I was astonished to hear that as I didn’t want her to be in pain, but she also revealed true understanding. She has carried me for almost five years on account of my chronic nerve pain. I was also recently diagnosed with ankylosing spondylitis. The back pain has been present for years. I just thought I had a crappy bed.
Nevertheless, this was the first time that anyone I know has expressed understanding. Sure there’s the sympathy and the empathy. There’s the prayers and the thoughtful looks. Friends and family regularly ask about how I’m feeling, but I’ve never been able to adequately verbalize my condition.
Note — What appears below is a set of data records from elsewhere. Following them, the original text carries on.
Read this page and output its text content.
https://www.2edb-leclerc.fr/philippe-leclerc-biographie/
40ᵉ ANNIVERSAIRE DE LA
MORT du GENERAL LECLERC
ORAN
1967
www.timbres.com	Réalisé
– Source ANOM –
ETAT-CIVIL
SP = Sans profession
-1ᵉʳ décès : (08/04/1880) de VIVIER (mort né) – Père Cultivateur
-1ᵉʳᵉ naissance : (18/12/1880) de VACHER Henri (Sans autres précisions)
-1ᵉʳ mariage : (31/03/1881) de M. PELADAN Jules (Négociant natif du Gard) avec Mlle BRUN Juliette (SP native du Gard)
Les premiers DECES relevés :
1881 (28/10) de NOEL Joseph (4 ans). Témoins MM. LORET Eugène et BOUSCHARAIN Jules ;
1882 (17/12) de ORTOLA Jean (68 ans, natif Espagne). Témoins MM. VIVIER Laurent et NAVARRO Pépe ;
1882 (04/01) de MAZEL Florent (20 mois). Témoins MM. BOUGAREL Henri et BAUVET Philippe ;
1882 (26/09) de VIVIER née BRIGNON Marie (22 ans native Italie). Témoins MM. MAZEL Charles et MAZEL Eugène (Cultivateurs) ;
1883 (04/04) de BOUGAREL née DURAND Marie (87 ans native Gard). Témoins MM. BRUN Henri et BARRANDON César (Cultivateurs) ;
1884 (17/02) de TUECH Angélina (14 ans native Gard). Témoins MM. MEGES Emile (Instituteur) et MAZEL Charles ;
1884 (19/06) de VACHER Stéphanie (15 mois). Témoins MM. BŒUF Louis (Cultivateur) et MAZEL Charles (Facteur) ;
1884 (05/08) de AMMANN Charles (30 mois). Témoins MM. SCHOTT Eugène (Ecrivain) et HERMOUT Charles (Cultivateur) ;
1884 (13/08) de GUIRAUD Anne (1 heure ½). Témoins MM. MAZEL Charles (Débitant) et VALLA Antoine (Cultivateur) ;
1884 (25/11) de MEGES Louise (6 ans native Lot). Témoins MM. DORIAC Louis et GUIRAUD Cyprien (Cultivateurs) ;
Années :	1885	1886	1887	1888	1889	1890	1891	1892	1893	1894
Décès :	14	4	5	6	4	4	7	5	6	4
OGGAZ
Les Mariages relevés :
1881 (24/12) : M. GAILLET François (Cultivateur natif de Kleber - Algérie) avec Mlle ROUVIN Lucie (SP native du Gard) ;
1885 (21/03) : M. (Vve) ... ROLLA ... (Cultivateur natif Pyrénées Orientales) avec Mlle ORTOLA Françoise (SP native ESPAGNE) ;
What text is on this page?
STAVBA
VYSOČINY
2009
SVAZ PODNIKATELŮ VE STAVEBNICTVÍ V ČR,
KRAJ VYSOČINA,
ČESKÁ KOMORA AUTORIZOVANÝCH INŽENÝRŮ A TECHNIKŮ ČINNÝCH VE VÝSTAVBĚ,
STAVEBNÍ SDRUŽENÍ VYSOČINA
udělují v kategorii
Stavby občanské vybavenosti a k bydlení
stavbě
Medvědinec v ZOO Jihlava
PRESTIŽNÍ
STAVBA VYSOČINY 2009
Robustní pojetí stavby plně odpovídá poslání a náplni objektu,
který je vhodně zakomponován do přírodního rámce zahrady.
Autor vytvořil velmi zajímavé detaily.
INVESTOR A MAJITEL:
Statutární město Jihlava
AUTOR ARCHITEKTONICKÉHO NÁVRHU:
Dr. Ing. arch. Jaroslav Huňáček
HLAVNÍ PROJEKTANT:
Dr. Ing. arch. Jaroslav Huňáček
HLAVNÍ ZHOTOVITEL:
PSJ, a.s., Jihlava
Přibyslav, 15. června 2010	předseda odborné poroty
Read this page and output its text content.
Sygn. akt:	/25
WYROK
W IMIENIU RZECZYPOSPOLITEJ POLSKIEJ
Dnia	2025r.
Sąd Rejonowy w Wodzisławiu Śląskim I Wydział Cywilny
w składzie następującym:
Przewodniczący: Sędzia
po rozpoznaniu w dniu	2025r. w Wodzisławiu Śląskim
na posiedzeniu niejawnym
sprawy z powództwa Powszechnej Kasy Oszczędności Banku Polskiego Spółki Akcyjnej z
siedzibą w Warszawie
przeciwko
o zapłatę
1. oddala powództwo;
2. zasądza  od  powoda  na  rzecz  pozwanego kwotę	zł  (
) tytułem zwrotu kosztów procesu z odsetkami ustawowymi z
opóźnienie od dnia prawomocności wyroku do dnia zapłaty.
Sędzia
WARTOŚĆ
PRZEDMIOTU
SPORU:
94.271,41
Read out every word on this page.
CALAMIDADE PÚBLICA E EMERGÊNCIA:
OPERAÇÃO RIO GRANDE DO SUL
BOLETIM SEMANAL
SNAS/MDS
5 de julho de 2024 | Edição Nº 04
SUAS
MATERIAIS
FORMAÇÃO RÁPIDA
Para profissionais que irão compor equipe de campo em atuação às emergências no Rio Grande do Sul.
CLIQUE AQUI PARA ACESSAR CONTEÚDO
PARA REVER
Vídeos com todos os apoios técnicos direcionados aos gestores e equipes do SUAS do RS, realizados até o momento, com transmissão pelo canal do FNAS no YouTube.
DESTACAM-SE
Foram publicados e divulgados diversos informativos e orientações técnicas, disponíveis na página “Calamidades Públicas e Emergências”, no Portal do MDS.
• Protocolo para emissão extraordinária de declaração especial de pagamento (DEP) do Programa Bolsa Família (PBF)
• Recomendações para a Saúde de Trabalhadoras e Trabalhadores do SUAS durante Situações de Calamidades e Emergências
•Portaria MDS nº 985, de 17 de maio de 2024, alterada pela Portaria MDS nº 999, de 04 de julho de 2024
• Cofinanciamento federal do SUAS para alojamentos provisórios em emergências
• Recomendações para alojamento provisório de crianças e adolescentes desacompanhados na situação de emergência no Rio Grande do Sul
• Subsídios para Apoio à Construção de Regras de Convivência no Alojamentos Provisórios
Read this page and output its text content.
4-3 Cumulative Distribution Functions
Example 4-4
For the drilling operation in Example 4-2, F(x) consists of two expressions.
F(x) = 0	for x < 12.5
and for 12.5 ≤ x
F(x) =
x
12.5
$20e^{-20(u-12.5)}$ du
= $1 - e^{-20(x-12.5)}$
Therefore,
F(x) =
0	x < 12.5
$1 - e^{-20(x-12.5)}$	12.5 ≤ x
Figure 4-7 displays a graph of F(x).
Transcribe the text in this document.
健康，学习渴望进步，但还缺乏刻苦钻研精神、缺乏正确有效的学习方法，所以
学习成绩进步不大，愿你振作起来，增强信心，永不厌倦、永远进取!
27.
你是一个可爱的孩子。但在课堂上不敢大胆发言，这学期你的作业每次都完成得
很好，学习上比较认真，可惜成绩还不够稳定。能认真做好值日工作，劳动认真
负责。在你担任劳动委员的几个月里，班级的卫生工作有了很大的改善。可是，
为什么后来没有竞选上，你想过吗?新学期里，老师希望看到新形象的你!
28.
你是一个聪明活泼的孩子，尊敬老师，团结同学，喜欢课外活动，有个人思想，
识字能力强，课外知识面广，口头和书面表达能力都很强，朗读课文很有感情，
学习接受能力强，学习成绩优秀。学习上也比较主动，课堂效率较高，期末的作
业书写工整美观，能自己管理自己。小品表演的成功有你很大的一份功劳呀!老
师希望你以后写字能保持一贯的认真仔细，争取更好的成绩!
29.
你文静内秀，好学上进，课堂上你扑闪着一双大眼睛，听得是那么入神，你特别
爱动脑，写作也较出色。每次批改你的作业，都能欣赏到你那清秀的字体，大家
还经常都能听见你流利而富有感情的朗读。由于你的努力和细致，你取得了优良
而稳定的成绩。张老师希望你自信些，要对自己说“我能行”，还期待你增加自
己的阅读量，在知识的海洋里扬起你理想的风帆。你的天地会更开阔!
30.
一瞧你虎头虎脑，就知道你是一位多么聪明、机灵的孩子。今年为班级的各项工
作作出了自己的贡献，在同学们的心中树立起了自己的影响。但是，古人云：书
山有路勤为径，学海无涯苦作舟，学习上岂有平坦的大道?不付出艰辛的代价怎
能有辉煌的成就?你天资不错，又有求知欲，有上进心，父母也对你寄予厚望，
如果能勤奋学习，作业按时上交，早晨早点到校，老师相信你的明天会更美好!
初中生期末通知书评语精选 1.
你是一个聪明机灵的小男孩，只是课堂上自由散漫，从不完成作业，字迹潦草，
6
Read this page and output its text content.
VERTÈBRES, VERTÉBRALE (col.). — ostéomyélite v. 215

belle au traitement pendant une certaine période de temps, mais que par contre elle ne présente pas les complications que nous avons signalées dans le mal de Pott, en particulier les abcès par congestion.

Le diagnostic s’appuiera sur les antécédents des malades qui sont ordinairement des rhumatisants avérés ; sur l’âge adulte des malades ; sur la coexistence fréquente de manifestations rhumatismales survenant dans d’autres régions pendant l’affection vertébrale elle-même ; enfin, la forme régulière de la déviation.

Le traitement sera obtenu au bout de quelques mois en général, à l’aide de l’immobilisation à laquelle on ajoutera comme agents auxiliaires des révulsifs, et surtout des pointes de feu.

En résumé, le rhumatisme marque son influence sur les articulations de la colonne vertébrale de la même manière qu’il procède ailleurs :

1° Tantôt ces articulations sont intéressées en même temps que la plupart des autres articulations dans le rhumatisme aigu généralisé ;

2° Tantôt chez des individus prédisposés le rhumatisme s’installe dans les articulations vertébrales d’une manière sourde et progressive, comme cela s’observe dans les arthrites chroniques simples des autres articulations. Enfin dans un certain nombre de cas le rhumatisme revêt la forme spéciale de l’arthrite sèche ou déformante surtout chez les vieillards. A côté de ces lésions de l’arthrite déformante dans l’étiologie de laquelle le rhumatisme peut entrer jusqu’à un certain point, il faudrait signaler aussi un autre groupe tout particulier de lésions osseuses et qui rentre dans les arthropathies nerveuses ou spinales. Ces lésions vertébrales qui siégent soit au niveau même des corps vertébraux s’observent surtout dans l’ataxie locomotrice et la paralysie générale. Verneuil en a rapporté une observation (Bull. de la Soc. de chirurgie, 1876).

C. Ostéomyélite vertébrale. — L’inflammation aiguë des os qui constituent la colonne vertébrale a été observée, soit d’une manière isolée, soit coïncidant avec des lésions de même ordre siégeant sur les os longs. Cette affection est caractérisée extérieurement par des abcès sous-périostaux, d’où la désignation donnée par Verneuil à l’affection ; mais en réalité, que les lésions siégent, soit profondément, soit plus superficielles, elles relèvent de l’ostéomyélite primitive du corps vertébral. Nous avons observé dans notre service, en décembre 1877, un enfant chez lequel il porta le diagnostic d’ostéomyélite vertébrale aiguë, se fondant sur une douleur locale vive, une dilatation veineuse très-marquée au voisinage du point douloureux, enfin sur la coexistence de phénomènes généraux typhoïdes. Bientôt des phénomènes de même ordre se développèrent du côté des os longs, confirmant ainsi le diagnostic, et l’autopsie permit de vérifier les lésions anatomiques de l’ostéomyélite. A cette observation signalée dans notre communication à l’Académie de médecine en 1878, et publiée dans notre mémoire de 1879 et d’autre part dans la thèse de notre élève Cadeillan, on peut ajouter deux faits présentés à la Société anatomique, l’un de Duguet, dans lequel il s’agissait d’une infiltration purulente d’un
“I can’t imagine that you suffer this everyday.” I didn’t even know how to respond to that. Have you ever suddenly awakened in the middle of a vivid dream and you can’t determine where you are? Are you still dreaming? Maybe you were buried in a deep slumber that when you even forgot who you were when you were thrust into consciousness. That’s how I felt when I heard those words escape her lips. I didn’t know if I could trust my ears. Nobody has ever expressed anything that made me remotely believe that they knew my agony.
October 9, 2009 marks the fateful vasectomy, a day that should have ushered in a less complicated era. Instead, I live in a new world where pain is my timeless companion. After five years, I have a confederate who finally has a real appreciation for my condition. Thankfully, her pain has passed, but I’m glad that my problem isn’t a phantom. I’m not the only one who can see it anymore.